In situ polymerization of fluorinated electrolytes for high-voltage and long-cycling solid-state lithium metal batteries

Abstract

Currently, the practical application of liquid lithium-ion batteries faces challenges in meeting the requirements of high energy density and safety. To address concerns such as electrolyte leakage and flammability, solid polymer electrolytes (SPEs) have emerged as promising alternatives to liquid electrolytes. SPEs, particularly those synthesized via in situ polymerization processes, offer advantages in establishing robust interface contacts and compatibility with existing industrial production lines. However, the electrochemical stability of SPEs remains a hurdle for high-voltage lithium metal batteries (LMBs). To enhance interface uniformity, electrochemical stability, and thermal stability, researchers commonly employ fluorination strategies, thus expanding the potential of SPEs in high-voltage, long-cycling LMBs.
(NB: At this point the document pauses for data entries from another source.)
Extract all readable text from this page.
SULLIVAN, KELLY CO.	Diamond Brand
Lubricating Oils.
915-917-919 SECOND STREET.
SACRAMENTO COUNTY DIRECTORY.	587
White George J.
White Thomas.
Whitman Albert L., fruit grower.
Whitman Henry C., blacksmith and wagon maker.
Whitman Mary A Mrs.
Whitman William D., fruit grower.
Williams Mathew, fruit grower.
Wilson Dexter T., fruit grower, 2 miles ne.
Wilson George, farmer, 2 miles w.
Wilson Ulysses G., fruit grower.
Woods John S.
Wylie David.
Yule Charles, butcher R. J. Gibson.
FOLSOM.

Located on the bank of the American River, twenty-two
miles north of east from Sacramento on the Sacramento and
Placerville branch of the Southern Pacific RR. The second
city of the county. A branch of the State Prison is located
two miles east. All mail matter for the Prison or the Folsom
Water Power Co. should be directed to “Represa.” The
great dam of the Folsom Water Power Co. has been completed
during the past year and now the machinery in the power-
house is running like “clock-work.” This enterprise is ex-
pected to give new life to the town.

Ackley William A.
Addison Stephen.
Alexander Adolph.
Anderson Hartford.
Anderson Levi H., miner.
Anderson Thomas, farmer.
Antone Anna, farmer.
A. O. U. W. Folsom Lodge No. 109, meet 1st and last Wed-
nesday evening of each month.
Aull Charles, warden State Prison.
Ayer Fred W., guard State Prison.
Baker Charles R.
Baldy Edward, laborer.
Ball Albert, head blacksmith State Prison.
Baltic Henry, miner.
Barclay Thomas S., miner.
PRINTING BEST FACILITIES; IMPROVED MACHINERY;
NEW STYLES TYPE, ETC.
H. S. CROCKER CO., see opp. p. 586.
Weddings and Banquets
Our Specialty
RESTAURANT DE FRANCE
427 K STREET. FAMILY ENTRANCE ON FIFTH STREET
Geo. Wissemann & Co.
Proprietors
Fluorine plays a crucial role in achieving these objectives due to its high electronegativity, polarization, outstanding dielectric properties, strong bond strength, stability, and hydrophobic nature. In this study, we delve into how fluorinated electrolytes improve interface stability between SPEs and electrodes by examining their underlying mechanisms. Besides, we provide an overview of current fluorination strategies and their impact on battery performance. Furthermore, we discuss challenges and issues associated with current in situ polymerized fluorinated SPE routes and propose practical strategies for consideration.

Keywords: Lithium metal batteries; In situ polymerization; Fluorinated polymer electrolytes; High-voltage; Long cycling; Stable interface.